Ancona, 12 settembre 2011 - L’ALBA della speranza è andata in porto. E’ una luce che tremola sulla marina, dopo il buio fitto d’una notte trascinata per mesi e mesi. Quella d’operai e cassintegrati, senza un approdo. Ma quel bagliore che filtra sul piazzale della Fincantieri, in faccia al palco, è come un tappeto srotolato in attesa dell’arrivo del Santo Padre. Che è un barlume per coloro che sono sospesi tra attese e delusioni. E’ il teatro della città che attende l’atteraggio di Benedetto XVI, apice del Congresso Eucaristico Nazionale.

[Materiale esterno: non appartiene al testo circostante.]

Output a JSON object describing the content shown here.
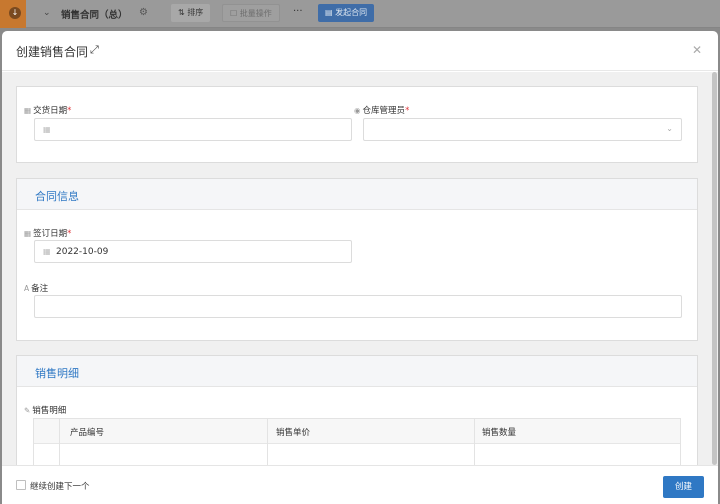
{
  "background": {
    "title": "销售合同（总）",
    "sort_label": "排序",
    "batch_label": "批量操作",
    "more_label": "···",
    "launch_label": "发起合同"
  },
  "modal": {
    "title": "创建销售合同",
    "section1": {
      "delivery_date_label": "交货日期",
      "delivery_date_value": "",
      "warehouse_manager_label": "仓库管理员",
      "warehouse_manager_value": ""
    },
    "contract_info": {
      "title": "合同信息",
      "sign_date_label": "签订日期",
      "sign_date_value": "2022-10-09",
      "remark_label": "备注",
      "remark_value": ""
    },
    "sales_detail": {
      "title": "销售明细",
      "table_label": "销售明细",
      "columns": [
        "产品编号",
        "销售单价",
        "销售数量"
      ]
    },
    "footer": {
      "continue_label": "继续创建下一个",
      "create_label": "创建"
    }
  },
  "colors": {
    "accent": "#2f78c4",
    "required": "#e0393e"
  },
  "icons": {
    "calendar": "calendar-icon",
    "person": "person-icon",
    "text": "text-icon",
    "edit": "edit-icon",
    "expand": "expand-icon",
    "close": "close-icon"
  }
}
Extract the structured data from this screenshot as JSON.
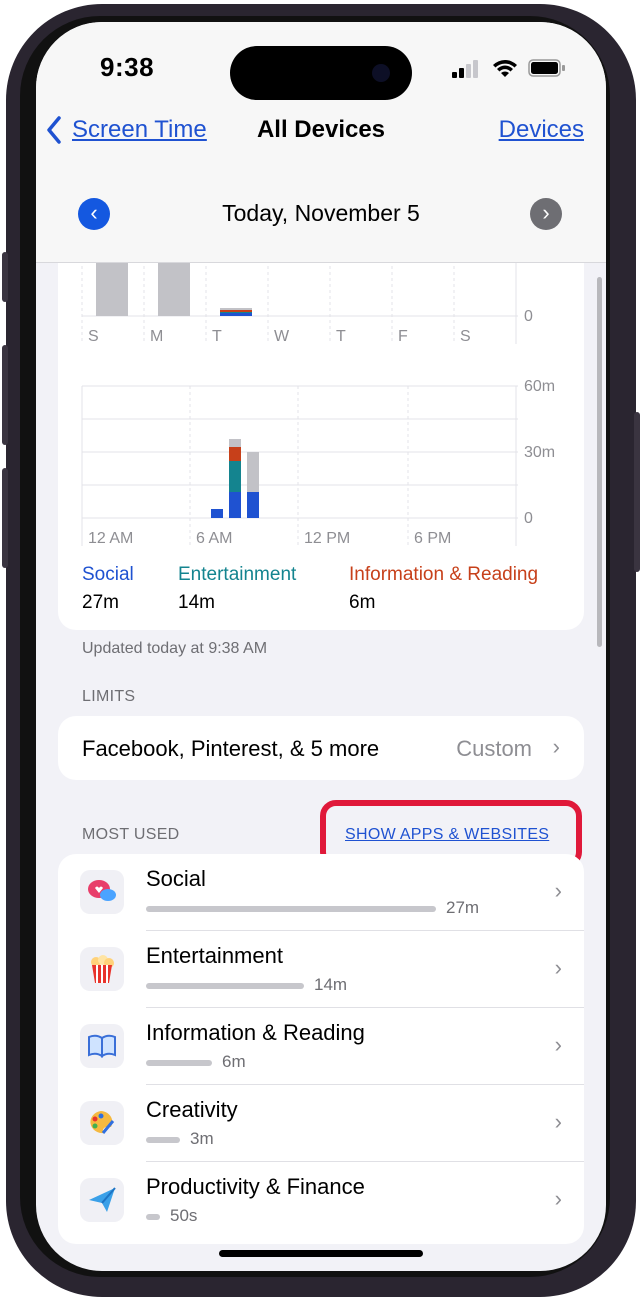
{
  "status": {
    "time": "9:38"
  },
  "nav": {
    "back_label": "Screen Time",
    "title": "All Devices",
    "right_label": "Devices"
  },
  "date": {
    "label": "Today, November 5",
    "prev_icon": "chevron-left-icon",
    "next_icon": "chevron-right-icon"
  },
  "weekly_chart": {
    "days": [
      "S",
      "M",
      "T",
      "W",
      "T",
      "F",
      "S"
    ],
    "y_tick": "0"
  },
  "hourly_chart": {
    "x_ticks": [
      "12 AM",
      "6 AM",
      "12 PM",
      "6 PM"
    ],
    "y_ticks": [
      "60m",
      "30m",
      "0"
    ]
  },
  "legend": [
    {
      "name": "Social",
      "value": "27m",
      "color": "#1f52d1"
    },
    {
      "name": "Entertainment",
      "value": "14m",
      "color": "#14848f"
    },
    {
      "name": "Information & Reading",
      "value": "6m",
      "color": "#c7401a"
    }
  ],
  "updated_text": "Updated today at 9:38 AM",
  "limits": {
    "section_label": "LIMITS",
    "row_title": "Facebook, Pinterest, & 5 more",
    "row_value": "Custom"
  },
  "most_used": {
    "section_label": "MOST USED",
    "toggle_label": "SHOW APPS & WEBSITES",
    "items": [
      {
        "name": "Social",
        "time": "27m",
        "icon": "speech-bubbles-icon"
      },
      {
        "name": "Entertainment",
        "time": "14m",
        "icon": "popcorn-icon"
      },
      {
        "name": "Information & Reading",
        "time": "6m",
        "icon": "book-icon"
      },
      {
        "name": "Creativity",
        "time": "3m",
        "icon": "palette-icon"
      },
      {
        "name": "Productivity & Finance",
        "time": "50s",
        "icon": "paper-plane-icon"
      }
    ]
  },
  "colors": {
    "accent": "#1f52d1",
    "highlight": "#e0193a",
    "bar_gray": "#c7c7cc"
  }
}
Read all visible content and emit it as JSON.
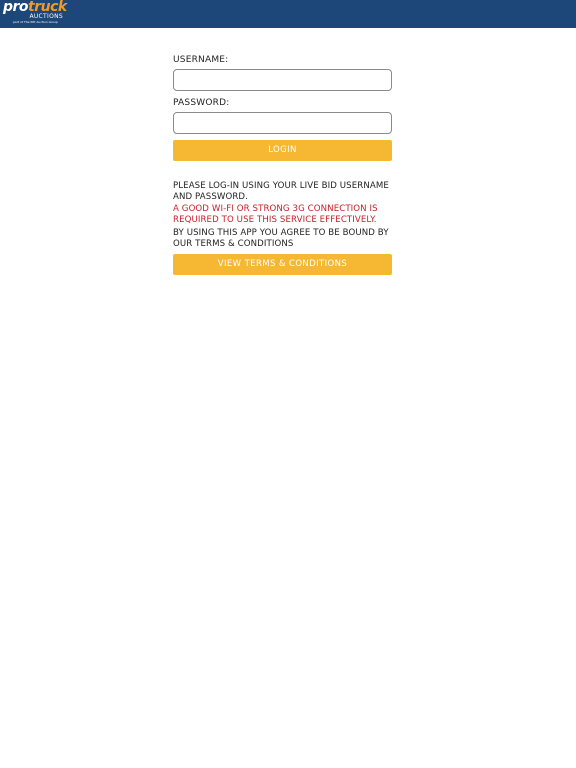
{
  "header": {
    "logo_pro": "pro",
    "logo_truck": "truck",
    "logo_sub": "AUCTIONS",
    "logo_tag": "part of The Pitt Auction Group"
  },
  "form": {
    "username_label": "USERNAME:",
    "username_value": "",
    "password_label": "PASSWORD:",
    "password_value": "",
    "login_label": "LOGIN"
  },
  "info": {
    "instructions": "PLEASE LOG-IN USING YOUR LIVE BID USERNAME AND PASSWORD.",
    "warning": "A GOOD WI-FI OR STRONG 3G CONNECTION IS REQUIRED TO USE THIS SERVICE EFFECTIVELY.",
    "agreement": "BY USING THIS APP YOU AGREE TO BE BOUND BY OUR TERMS & CONDITIONS",
    "terms_button_label": "VIEW TERMS & CONDITIONS"
  },
  "colors": {
    "header_bg": "#1d4679",
    "accent": "#f6b832",
    "logo_orange": "#f39a26",
    "warning_text": "#c5202a"
  }
}
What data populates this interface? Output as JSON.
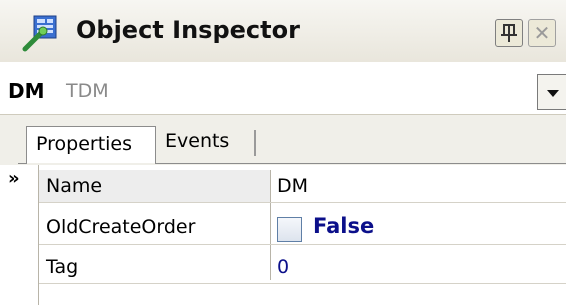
{
  "window": {
    "title": "Object Inspector",
    "icon": "object-inspector-icon",
    "pin_icon": "pin-icon",
    "close_icon": "close-icon"
  },
  "selector": {
    "component_name": "DM",
    "component_type": "TDM"
  },
  "tabs": [
    {
      "label": "Properties",
      "active": true
    },
    {
      "label": "Events",
      "active": false
    }
  ],
  "properties": [
    {
      "name": "Name",
      "value": "DM",
      "selected": true
    },
    {
      "name": "OldCreateOrder",
      "value": "False",
      "checkbox": true,
      "checked": false
    },
    {
      "name": "Tag",
      "value": "0"
    }
  ],
  "colors": {
    "value_blue": "#0b0f8a",
    "titlebar": "#ece9d8"
  }
}
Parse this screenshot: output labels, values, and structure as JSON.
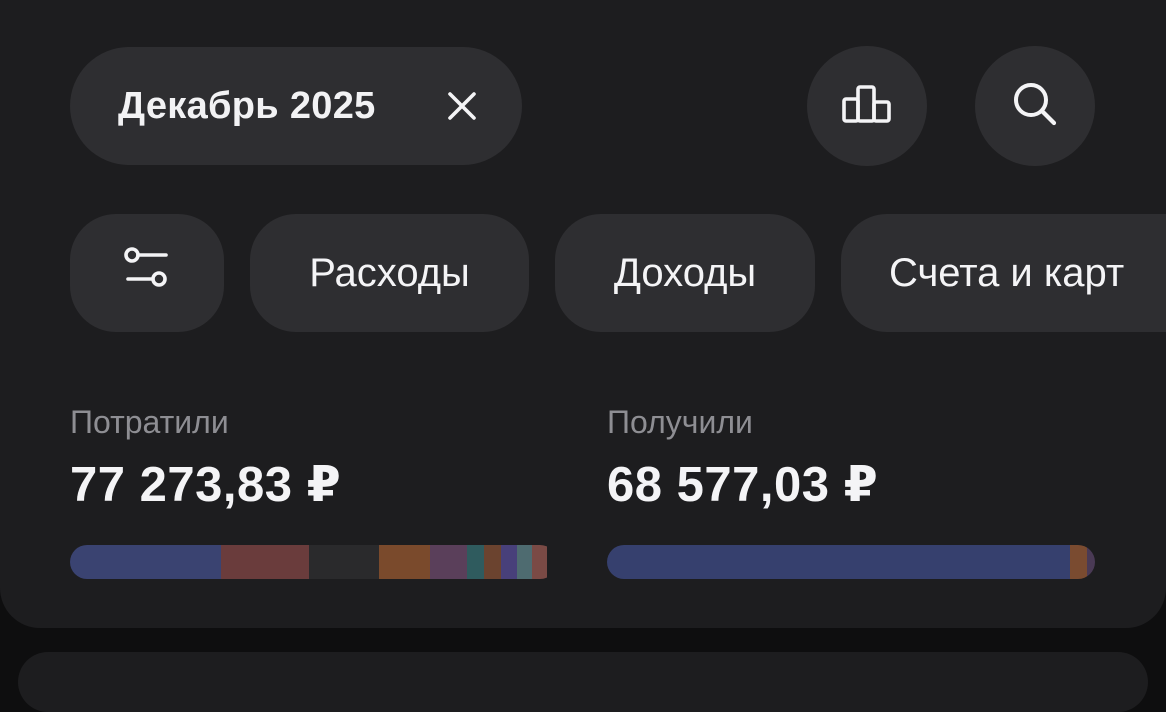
{
  "header": {
    "period_label": "Декабрь 2025",
    "close_icon": "close-icon",
    "chart_icon": "bar-chart-icon",
    "search_icon": "search-icon"
  },
  "filters": {
    "filter_icon": "sliders-icon",
    "chips": [
      {
        "label": "Расходы"
      },
      {
        "label": "Доходы"
      },
      {
        "label": "Счета и карт"
      }
    ]
  },
  "summary": {
    "spent": {
      "label": "Потратили",
      "amount": "77 273,83 ₽",
      "breakdown": [
        {
          "share": 0.31,
          "color": "#3a4371"
        },
        {
          "share": 0.18,
          "color": "#6a3c3c"
        },
        {
          "share": 0.145,
          "color": "#2a2a2c"
        },
        {
          "share": 0.105,
          "color": "#7a4a2c"
        },
        {
          "share": 0.075,
          "color": "#5a3f5a"
        },
        {
          "share": 0.035,
          "color": "#2f5b5e"
        },
        {
          "share": 0.035,
          "color": "#6b432f"
        },
        {
          "share": 0.033,
          "color": "#48407a"
        },
        {
          "share": 0.03,
          "color": "#4e6b70"
        },
        {
          "share": 0.032,
          "color": "#7a4a45"
        }
      ]
    },
    "received": {
      "label": "Получили",
      "amount": "68 577,03 ₽",
      "breakdown": [
        {
          "share": 0.948,
          "color": "#36406e"
        },
        {
          "share": 0.035,
          "color": "#7a4b30"
        },
        {
          "share": 0.017,
          "color": "#4a3a55"
        }
      ]
    }
  }
}
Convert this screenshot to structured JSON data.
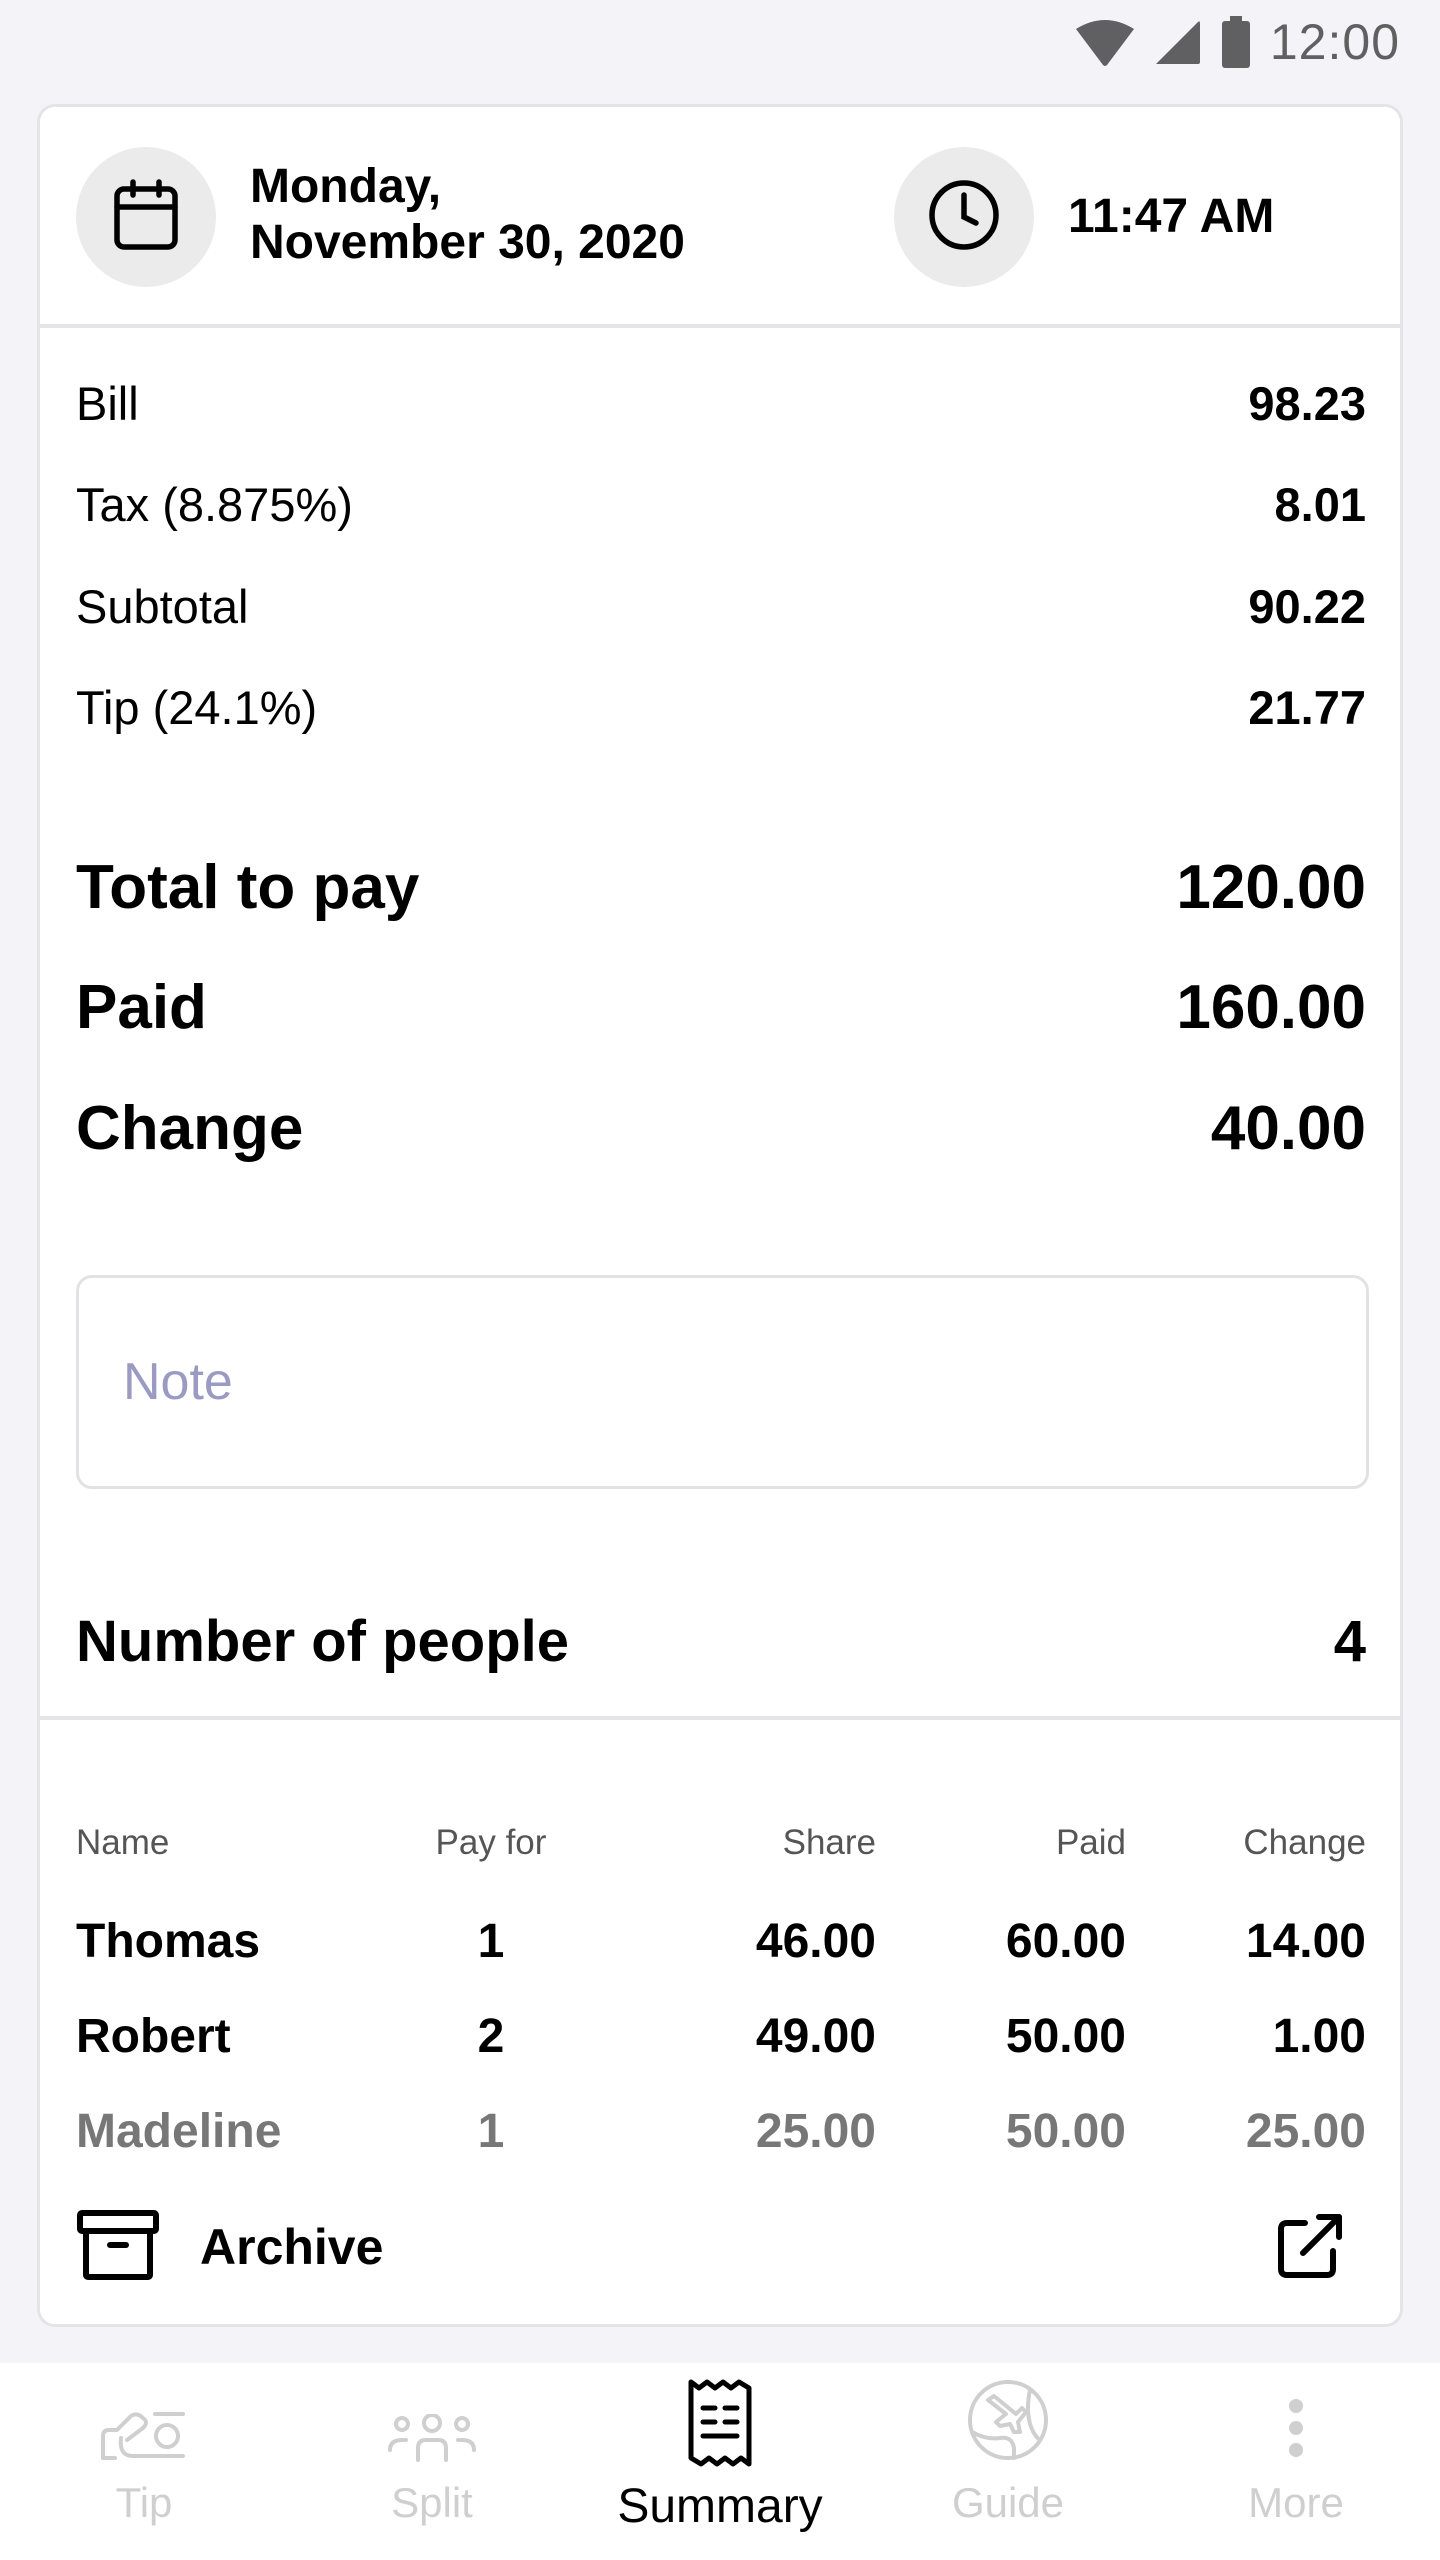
{
  "status_bar": {
    "time": "12:00",
    "icons": [
      "wifi-icon",
      "cellular-signal-icon",
      "battery-icon"
    ]
  },
  "header": {
    "date_line1": "Monday,",
    "date_line2": "November 30, 2020",
    "time": "11:47 AM",
    "date_icon": "calendar-icon",
    "time_icon": "clock-icon"
  },
  "breakdown": [
    {
      "label": "Bill",
      "value": "98.23"
    },
    {
      "label": "Tax (8.875%)",
      "value": "8.01"
    },
    {
      "label": "Subtotal",
      "value": "90.22"
    },
    {
      "label": "Tip (24.1%)",
      "value": "21.77"
    }
  ],
  "totals": [
    {
      "label": "Total to pay",
      "value": "120.00"
    },
    {
      "label": "Paid",
      "value": "160.00"
    },
    {
      "label": "Change",
      "value": "40.00"
    }
  ],
  "note": {
    "placeholder": "Note",
    "value": ""
  },
  "people": {
    "label": "Number of people",
    "count": "4"
  },
  "split_table": {
    "columns": [
      "Name",
      "Pay for",
      "Share",
      "Paid",
      "Change"
    ],
    "rows": [
      {
        "name": "Thomas",
        "pay_for": "1",
        "share": "46.00",
        "paid": "60.00",
        "change": "14.00"
      },
      {
        "name": "Robert",
        "pay_for": "2",
        "share": "49.00",
        "paid": "50.00",
        "change": "1.00"
      },
      {
        "name": "Madeline",
        "pay_for": "1",
        "share": "25.00",
        "paid": "50.00",
        "change": "25.00"
      }
    ]
  },
  "actions": {
    "archive_label": "Archive",
    "archive_icon": "archive-box-icon",
    "share_icon": "external-share-icon"
  },
  "bottom_nav": {
    "items": [
      {
        "label": "Tip",
        "icon": "hand-coin-icon",
        "active": false
      },
      {
        "label": "Split",
        "icon": "group-people-icon",
        "active": false
      },
      {
        "label": "Summary",
        "icon": "receipt-icon",
        "active": true
      },
      {
        "label": "Guide",
        "icon": "globe-plane-icon",
        "active": false
      },
      {
        "label": "More",
        "icon": "more-vertical-icon",
        "active": false
      }
    ]
  },
  "colors": {
    "background": "#f4f4f8",
    "card": "#ffffff",
    "border": "#e4e4e6",
    "icon_circle": "#ebebeb",
    "placeholder": "#9a9ac2",
    "inactive_nav": "#cfcfcf",
    "active_nav": "#000000"
  }
}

Tutto ruota attorno al cantiere, perno e fulcro della visita pastorale. Dove, già alle 5,30, una processione di magliette bianche e rosse colora la grigia distesa. Sono i primi grappoli d’una marea umana, centomila anime, che bussa alle porte d’Ancona. A mattinata piena, in faccia al palco, s’agita l’altro mare. Quello bianco. Ondeggia, s’increspa all’atteraggio del primo elicottero verde dell’Aeronautica, che precede l’angelo bianco-azzurro decollato da Ciampino. Dentro, il Papa. Il popolo della speranza issa i suoi vessilli. Scoccano le nove e mezza, il pontefice atterra. Con Ratzinger, il sostituto della Segreteria di Stato, Angelo Giovanni Becciu, e il segretario particolare, Georg Gaeswein. Poi, il bagno di folla. Con un deja-vu: la papamobile scoperta di Wojtyla acclamato dai fedeli, nel ’79. Stavolta, tra le gru bloccate di Fincantieri, il ritorno del Santo Padre è come un fuoco riacceso di speranza. Accanto a lui, nella cabina, monsignor Edoardo Menichelli, battistrada nel percorso sociale della Chiesa in questo Congresso. L’ovazione è immensa. Accompagnata dalla colonna sonora dei musicisti del coro interdiocesano, un centinaio d’anime che le ferie l’ha passate provando i canti in onore del Papa. Alle dieci passate, la sagoma di Ratzinger, il pontefice affaticato ma forte, è sul palco. Ad accoglierlo, il cardinale Bagnasco.

Che così l’ha salutato: «Padre Santo, invochiamo la sua benedizione per l’Italia che attraversa un delicato momento sociale ed economico; per la nostra gente che ha bisogno della fede come del pane». Quindi l’inizio della messa. Con la bussola della fede orientata su due punti cardinali: lavoro e famiglia. I cavalli di battaglia della Chiesa di Ratzinger. Scanditi dall’incipit della lettera di San Paolo ai Romani: «Fratelli, nessuno di noi vive per se stesso». Un rinascimento religioso, e allo stesso tempo laico, delle idee. E dell’uomo. Che è al centro nelle parole dell’omelia di Papa Benedetto XVI. Secondo il quale serve una ricetta nuova per «superare l’incertezza del precariato e il problema della disoccupazione».

Un nuovo faro di sviluppo che metta al centro l’uomo, soprattutto chi ha meno, chi è disagiato. Un capovolgimento di prospettiva che inglobi l’etica, i valori, Dio, perché la «forza del potere e dell’economia» non bastano ad organizzare le societa». Altrimenti all’uomo resteranno «pietre» anziché «pane». Si illude, insiste il Papa, chi pensa di poter mettere da parte Dio. Quindi, la grande sfida: l’11 settembre. La Chiesa ha compiuto un miracolo: capovolgerlo. Da giorno di tragedia a giorno di pace. Il Papa ha ricordato le vittime. E ha fatto appello ai potenti: perché dimentichino l’odio. L’omaggio alla Dorica risuona: «Sei anni fa — ha ricordato Ratzinger — il primo viaggio apostolico in Italia mi condusse a Bari, per il 24esimo Congresso Eucaristico. Oggi sono venuto a concludere il 25esimo, qui ad Ancona. Bari e Ancona, due città sull’Adriatico; due città ricche di storia; due città aperte all’Oriente, alla sua cultura; due città che i Congressi hanno avvicinato». Uno spot senza precedenti per la Dorica. Affrescato dallo spettacolo delle Frecce Tricolori. Un rombo nella piana. Dove l’alba di speranza è diventata luce. Accecante. Quella del giorno. Che per i cassintegrati, forse, da ieri sta per ricominciare.